Her laugh jolts to a halt. She manages a hard swallow. “Do you eat kids?”
“No,” I say honestly. It does not make sense to consume offspring until they are mature. Though, I imagine, to some like me, she was just a cut of veal on two legs.
“But kids are people. People made of meat.”
“True. Do you think I should start eating children?”
“No!” she commands with a fierce shake of her head.
“Are you delicious?”
“No, trust me! I’m not at all.”
“I will take your advice, then.”
She laughs. “Are you kinda like a vampire or something?”
“I am not a vampire,” I grumble. I dislike the word for all the myth-riddled sludge it drags behind it.
“Well, you look like you could be.”
I lean close to her. Children often like gruesome and disgusting things. I attribute this to the fact that their brains are half-developed.
“Would you like to see my fangs?”
She nods vigorously. Planting her palms on the cement, she leans forward to get a better look. I reach up with a quick thumb and snap off my fake smile.
She gasps. “Wow, those are cool!”
I replace the veneer. “They are very sharp.”
“And those are for eating people?”
She blinks a few times and screws up her face. “You eat them alive?”
“No.” I lean against the wall and put my elbow on it. Her mother is just around the corner, and I should make my escape, but she is sweet and precocious. I want to leave her with a positive feeling. “But I do kill them when they are alive.”
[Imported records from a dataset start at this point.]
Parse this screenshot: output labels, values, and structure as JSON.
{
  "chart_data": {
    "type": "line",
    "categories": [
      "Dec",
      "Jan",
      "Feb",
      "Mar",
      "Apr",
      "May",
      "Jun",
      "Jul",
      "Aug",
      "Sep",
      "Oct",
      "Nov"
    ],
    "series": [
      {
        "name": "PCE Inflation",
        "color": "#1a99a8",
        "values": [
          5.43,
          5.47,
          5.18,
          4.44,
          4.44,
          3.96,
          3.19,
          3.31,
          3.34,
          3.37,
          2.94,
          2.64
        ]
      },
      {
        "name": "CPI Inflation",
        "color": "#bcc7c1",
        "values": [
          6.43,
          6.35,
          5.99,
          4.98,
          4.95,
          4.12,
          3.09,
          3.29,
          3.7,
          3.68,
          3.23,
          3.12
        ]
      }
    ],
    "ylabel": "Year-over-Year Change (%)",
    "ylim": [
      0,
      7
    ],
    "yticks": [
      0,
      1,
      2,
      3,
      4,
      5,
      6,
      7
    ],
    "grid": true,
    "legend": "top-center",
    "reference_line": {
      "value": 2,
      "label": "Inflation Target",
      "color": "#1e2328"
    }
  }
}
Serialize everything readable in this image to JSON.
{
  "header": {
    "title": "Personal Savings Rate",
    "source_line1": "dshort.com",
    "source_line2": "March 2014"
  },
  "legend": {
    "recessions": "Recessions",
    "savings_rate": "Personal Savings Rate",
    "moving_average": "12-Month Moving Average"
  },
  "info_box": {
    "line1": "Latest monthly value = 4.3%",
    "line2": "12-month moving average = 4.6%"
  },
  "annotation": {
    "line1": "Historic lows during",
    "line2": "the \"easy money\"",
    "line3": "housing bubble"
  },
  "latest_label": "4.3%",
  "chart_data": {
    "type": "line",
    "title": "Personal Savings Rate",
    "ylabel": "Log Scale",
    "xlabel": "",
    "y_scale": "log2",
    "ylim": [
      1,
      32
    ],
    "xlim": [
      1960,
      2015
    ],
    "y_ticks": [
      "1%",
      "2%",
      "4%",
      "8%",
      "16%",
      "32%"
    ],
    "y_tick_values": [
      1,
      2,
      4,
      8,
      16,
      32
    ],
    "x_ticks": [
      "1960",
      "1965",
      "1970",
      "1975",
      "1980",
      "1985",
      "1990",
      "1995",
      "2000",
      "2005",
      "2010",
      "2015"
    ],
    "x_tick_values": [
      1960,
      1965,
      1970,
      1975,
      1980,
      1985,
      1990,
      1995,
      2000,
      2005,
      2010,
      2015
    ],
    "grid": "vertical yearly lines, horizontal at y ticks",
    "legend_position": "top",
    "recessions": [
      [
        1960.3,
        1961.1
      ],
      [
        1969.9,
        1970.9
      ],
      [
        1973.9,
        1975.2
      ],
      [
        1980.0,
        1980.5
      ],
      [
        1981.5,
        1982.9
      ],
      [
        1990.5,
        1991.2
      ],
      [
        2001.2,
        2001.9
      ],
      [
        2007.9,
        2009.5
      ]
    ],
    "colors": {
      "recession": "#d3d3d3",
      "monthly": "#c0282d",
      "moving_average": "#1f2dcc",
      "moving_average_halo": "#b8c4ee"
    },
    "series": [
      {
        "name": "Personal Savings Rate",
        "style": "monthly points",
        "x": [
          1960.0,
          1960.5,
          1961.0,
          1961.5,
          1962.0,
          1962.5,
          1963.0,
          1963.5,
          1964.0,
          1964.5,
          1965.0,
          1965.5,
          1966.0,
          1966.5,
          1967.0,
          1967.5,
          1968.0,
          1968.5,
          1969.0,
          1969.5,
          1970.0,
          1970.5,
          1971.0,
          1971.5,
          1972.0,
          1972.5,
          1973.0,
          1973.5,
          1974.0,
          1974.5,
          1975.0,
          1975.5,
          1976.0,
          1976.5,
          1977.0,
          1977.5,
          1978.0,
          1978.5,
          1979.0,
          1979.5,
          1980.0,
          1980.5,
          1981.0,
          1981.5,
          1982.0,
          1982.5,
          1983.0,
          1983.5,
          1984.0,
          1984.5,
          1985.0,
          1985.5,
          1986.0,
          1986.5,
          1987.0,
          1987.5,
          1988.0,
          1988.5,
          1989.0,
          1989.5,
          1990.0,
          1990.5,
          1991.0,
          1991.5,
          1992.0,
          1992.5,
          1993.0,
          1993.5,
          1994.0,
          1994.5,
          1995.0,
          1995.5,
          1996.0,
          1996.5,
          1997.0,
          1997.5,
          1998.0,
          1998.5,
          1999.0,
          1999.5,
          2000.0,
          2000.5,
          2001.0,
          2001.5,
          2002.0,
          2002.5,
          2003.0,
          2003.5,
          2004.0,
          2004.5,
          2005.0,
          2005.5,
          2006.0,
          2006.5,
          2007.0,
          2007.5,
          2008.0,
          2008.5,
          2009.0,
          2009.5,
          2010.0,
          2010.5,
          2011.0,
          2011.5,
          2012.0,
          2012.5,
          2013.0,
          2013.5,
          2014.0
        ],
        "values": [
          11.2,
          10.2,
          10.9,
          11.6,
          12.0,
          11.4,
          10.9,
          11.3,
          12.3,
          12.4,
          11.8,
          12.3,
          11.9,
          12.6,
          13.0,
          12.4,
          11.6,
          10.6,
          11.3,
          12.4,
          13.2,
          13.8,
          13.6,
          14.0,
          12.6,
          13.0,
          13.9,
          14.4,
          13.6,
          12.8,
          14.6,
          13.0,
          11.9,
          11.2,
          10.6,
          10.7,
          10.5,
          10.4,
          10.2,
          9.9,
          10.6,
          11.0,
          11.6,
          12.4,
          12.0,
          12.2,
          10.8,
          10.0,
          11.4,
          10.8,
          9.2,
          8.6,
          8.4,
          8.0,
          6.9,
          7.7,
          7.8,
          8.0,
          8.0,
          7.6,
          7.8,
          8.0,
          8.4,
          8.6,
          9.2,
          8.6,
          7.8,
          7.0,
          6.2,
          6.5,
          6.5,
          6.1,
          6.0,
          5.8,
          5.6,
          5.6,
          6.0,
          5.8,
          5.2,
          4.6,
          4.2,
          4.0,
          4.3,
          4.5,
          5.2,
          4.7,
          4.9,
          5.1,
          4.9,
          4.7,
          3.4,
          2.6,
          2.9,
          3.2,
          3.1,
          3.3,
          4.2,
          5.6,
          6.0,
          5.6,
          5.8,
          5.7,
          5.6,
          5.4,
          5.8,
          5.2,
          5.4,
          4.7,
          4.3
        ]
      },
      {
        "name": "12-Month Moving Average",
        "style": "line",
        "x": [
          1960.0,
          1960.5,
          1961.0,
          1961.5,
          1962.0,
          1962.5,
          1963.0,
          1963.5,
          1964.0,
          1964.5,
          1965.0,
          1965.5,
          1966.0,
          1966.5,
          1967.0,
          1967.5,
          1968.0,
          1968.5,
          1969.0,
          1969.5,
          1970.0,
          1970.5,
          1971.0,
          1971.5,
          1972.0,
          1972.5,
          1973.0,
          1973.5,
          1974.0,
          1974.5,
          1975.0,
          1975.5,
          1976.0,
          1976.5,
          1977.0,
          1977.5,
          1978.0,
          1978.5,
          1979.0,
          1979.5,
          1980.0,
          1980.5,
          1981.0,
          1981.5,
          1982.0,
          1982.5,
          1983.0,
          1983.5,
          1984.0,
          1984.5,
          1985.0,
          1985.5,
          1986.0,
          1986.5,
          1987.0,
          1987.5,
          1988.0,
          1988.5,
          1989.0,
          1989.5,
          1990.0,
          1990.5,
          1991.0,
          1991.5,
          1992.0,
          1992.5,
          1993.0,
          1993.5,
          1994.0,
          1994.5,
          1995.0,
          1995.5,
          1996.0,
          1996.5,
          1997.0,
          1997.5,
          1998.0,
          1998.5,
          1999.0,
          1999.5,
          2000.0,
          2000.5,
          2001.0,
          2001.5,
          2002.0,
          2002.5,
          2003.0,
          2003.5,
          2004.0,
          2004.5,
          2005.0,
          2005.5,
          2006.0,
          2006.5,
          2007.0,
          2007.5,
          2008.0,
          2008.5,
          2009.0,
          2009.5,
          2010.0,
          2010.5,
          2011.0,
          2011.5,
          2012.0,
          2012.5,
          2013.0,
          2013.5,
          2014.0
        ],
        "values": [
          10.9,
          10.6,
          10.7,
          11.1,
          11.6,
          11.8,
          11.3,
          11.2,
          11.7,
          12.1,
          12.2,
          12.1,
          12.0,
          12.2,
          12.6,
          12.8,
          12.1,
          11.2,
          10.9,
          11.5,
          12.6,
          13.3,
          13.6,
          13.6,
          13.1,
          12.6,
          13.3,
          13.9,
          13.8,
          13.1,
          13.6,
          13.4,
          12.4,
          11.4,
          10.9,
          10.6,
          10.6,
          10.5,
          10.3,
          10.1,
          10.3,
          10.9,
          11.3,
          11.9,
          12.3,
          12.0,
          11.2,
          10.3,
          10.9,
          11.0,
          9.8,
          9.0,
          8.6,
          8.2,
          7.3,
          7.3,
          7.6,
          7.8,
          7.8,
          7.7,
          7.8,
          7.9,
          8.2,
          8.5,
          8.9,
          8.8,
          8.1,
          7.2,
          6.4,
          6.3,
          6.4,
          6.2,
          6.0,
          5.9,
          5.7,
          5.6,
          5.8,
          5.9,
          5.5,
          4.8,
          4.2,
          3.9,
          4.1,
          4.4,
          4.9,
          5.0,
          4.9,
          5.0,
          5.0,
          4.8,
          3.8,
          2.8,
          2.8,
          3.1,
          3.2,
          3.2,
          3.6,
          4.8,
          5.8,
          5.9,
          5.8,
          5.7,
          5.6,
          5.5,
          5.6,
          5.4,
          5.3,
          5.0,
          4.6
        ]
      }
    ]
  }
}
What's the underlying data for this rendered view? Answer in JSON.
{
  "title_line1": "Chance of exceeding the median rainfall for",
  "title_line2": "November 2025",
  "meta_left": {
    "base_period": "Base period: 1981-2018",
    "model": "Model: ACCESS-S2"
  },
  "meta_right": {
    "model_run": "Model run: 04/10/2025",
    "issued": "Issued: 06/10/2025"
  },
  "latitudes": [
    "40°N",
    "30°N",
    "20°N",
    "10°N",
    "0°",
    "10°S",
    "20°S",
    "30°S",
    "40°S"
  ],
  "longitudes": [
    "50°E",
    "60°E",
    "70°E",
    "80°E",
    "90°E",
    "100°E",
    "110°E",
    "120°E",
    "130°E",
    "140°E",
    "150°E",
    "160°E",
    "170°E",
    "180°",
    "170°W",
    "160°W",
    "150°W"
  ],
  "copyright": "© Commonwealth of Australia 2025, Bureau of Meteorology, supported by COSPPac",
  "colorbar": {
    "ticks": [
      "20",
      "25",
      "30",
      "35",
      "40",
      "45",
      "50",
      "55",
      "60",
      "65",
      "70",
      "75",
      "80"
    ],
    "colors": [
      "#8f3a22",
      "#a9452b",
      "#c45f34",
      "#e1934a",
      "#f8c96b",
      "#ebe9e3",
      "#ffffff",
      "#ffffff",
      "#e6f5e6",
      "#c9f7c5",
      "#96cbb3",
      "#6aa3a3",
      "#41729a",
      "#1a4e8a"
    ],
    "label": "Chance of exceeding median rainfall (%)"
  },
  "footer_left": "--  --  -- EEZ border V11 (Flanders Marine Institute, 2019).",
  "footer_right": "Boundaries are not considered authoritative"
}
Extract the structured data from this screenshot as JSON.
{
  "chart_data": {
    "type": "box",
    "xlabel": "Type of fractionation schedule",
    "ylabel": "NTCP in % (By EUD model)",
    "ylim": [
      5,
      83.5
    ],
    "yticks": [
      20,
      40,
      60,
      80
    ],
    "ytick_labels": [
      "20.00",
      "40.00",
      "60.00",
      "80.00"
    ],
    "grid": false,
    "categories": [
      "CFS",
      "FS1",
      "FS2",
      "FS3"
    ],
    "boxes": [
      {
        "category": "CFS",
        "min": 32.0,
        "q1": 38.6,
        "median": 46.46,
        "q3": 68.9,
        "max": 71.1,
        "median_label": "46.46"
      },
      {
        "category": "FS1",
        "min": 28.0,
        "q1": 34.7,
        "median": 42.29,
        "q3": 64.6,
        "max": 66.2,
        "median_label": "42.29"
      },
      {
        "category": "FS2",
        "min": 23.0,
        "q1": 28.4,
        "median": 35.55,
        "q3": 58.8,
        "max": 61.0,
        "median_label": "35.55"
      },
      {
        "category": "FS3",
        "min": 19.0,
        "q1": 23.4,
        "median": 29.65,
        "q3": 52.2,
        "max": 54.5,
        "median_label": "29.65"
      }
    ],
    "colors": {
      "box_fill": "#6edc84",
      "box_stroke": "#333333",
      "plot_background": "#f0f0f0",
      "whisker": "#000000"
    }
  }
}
She leans over me and pats my shoulder. “That’s silly. Of course they’re alive when you kill them. But you know, killing is bad.”
I consider her words. “Only if you are a person.”
“Nope. Killing is bad for monsters too.”
She seems to think it over carefully. “Well…because…” she pokes my elbow. “You can feel that, right?”
“So can I.”
“It’s the same, see?”
She sighs heavily and shakes her head. “Monsters are hopeless.”
“It is an incurable condition.”
Her mother is at the edge of the swarming masses now, pushing her way through and shouting at the top of her lungs. I turn back to the little girl and drop my voice.
“I’ll bet if you start crying right now, your mom will get you ice cream.”
I point, but she does not leap down and run at the hysterical woman. She just purses her lips.
“I can’t make myself cry.”
She turns and takes in my face carefully, as if memorizing my features and their peculiarly off arrangement. “You’re weird.”
I smile. “The next time you are afraid, just remember the time you were alone with the weird monster who eats people.”
Her eyes sparkle. I wave to her mother, and with a face that tells her I have heard the whole situation and am aware that the girl was hers, I exert all my appeal.
“Oh, my God, Casey, you scared me to death!” the woman sobs. She throws herself at the girl as I back away and pulls her off her pedestal. “Good girl finding a place to wait. Thank you, sir, for staying by her. What happened to you? How did you get lost?” and like all human mothers everywhere, she does not let her daughter answer. The girl is put into a steel grip and dragged bodily away.
The child looks over her shoulder at me and smiles. “Monsters aren’t real!”
“We are the one percent,” I murmur as I watch them disappear.